À la Maré, les habitant·es s’organisent dans l’urgence – distribution de paniers repas, de masques et de gel hydro-alcoolique, désinfection des rues. Mais c’est vite insuffisant face à la pandémie. Dès juin 2020, le collectif Redes da Maré fait appel à la Fiocruz pour monter une organisation sanitaire, dans une articulation originale tirant le meilleur de l’efficacité des collectifs d’habitant·es et des technologies médicales – applications mobiles, consultations médicales à distance, suivi en temps réel de la pandémie, etc.

La solidarité entre les gens, malgré leurs faibles moyens, a dépassé l’entendement.

Une campagne de dépistage de masse est lancée, améliorant le recensement des cas de covid. Les personnes malades sont incluses dans un dispositif d’isolement à domicile – formation des proches à l’hygiène quotidienne, suivi médical, livraison de repas trois fois par jour. « Le degré de solidarité entre les gens, malgré leurs faibles moyens, a dépassé l’entendement », s’émeut Danielle Cardoso, coordinatrice de cette opération (2).

Alors que le président de la République est le principal diffuseur de fake news négationnistes sur le covid (3), la Maré déploie un contre-feu en multipliant les vagues d’information dans un langage adapté à la culture des habitant·es. Une préparation essentielle pour donner du crédit à une campagne de vaccination exceptionnelle, lancée en juillet 2021. En quelques semaines, 96 % de la population adulte reçoit sa première dose.

Vaccination supérieure à celle de pays riches

Depuis juin 2020, les taux de létalité et de mortalité ont chuté de manière spectaculaire – de 89 % pour la létalité (mortalité des personnes infectées) et de 62 % pour la mortalité pour 100 000 habitants (contre 27 % dans d’autres favelas de la ville). Par son caractère massif et systématique, ce déploiement livre même des informations uniques à la Fiocruz quant à l’efficacité de la vaccination sur une population importante, et permettra de suivre l’évolution d’autres maladies grâce à la participation de 3 000 volontaires des favelas.

Une expérience fondatrice, estime Fernando Bozza, chercheur à la Fiocruz.
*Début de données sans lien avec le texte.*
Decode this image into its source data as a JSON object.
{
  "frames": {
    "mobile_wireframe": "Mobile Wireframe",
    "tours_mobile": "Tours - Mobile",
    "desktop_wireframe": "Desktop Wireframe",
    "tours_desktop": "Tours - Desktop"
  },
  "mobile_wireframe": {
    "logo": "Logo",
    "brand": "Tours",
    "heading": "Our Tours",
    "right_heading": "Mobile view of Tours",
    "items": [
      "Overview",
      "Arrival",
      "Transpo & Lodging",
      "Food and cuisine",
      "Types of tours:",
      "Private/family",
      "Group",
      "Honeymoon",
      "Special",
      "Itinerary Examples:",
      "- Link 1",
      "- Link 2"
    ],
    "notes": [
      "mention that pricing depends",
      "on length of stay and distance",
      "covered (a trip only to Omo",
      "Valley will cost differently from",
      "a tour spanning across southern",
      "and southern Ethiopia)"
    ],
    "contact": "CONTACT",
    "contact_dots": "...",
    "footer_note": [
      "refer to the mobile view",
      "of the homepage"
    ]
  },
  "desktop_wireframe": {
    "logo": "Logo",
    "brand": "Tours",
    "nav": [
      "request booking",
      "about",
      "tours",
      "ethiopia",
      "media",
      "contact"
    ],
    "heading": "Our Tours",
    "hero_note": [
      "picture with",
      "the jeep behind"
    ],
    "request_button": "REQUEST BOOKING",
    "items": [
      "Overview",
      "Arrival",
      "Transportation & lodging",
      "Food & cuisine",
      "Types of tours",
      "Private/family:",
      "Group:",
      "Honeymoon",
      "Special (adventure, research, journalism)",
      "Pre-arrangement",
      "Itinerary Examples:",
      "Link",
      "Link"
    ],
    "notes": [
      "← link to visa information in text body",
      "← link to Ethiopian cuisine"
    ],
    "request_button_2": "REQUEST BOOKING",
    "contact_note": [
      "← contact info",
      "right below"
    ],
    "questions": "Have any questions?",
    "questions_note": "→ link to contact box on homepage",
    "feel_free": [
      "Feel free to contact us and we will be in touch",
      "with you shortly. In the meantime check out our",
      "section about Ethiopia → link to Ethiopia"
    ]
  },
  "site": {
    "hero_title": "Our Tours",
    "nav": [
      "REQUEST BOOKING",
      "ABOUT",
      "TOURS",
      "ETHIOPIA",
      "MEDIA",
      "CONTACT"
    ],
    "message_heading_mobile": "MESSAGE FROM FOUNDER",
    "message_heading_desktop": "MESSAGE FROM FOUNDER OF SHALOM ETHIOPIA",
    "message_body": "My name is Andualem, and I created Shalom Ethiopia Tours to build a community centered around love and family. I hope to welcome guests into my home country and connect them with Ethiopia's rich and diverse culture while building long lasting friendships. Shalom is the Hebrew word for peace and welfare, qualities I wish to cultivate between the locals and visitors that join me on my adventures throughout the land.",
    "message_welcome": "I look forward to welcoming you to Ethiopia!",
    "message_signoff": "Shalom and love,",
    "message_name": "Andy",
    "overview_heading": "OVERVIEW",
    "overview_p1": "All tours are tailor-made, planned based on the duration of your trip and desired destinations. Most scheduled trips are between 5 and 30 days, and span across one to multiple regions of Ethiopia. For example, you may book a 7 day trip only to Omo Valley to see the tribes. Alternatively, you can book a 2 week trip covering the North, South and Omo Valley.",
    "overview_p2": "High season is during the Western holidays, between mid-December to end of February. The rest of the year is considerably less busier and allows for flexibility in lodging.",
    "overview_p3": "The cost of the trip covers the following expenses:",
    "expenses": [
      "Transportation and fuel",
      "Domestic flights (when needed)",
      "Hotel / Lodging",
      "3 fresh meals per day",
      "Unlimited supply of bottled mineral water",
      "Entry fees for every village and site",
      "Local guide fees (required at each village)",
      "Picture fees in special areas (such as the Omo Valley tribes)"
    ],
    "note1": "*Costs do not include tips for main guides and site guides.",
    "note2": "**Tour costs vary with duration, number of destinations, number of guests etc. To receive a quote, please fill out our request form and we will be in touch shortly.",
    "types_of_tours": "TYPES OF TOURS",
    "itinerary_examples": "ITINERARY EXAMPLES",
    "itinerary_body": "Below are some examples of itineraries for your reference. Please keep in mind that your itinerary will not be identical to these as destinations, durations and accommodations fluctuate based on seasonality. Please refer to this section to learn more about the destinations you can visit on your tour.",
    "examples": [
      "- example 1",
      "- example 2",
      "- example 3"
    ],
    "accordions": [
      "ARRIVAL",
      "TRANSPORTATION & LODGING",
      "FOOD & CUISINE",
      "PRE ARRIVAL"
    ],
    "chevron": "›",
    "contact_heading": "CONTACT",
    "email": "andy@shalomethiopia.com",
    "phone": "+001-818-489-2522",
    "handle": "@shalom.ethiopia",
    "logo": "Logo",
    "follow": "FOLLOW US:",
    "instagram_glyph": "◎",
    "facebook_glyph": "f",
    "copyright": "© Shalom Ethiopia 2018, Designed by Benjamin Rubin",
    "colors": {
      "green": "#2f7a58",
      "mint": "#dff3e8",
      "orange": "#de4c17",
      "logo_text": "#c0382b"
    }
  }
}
Il met en avant le processus de décision collégial – institutions et organisations de la Maré à égalité – et la performance d’une ingénierie sociale « qui a permis, malgré les difficultés de ce territoire, une couverture vaccinale supérieure à celle de pays riches disposant de doses en abondance. Il y a là des outils amenés à servir dans d’autres contextes. »

Le chercheur salue aussi un retour d’expérience partagé avec les habitant·es, qui disposent d’une image sanitaire de leur territoire. « Et donc d’arguments pour faire pression sur les pouvoirs publics. De quoi interpeller notre science, invitée à sortir de son cadre institutionnel pour être du côté des mouvements sociaux, au service d’une transformation de la société. »


(1) Dans le bulletin qui en fait un bilan (mars 2022).

(2) Ibid.

(3) Une commission parlementaire, dont les suites judiciaires sont en cours, a identifié en octobre 2021 neuf chefs d’accusation potentiels contre Bolsonaro, pouvant lui valoir jusqu’à trente ans de prison.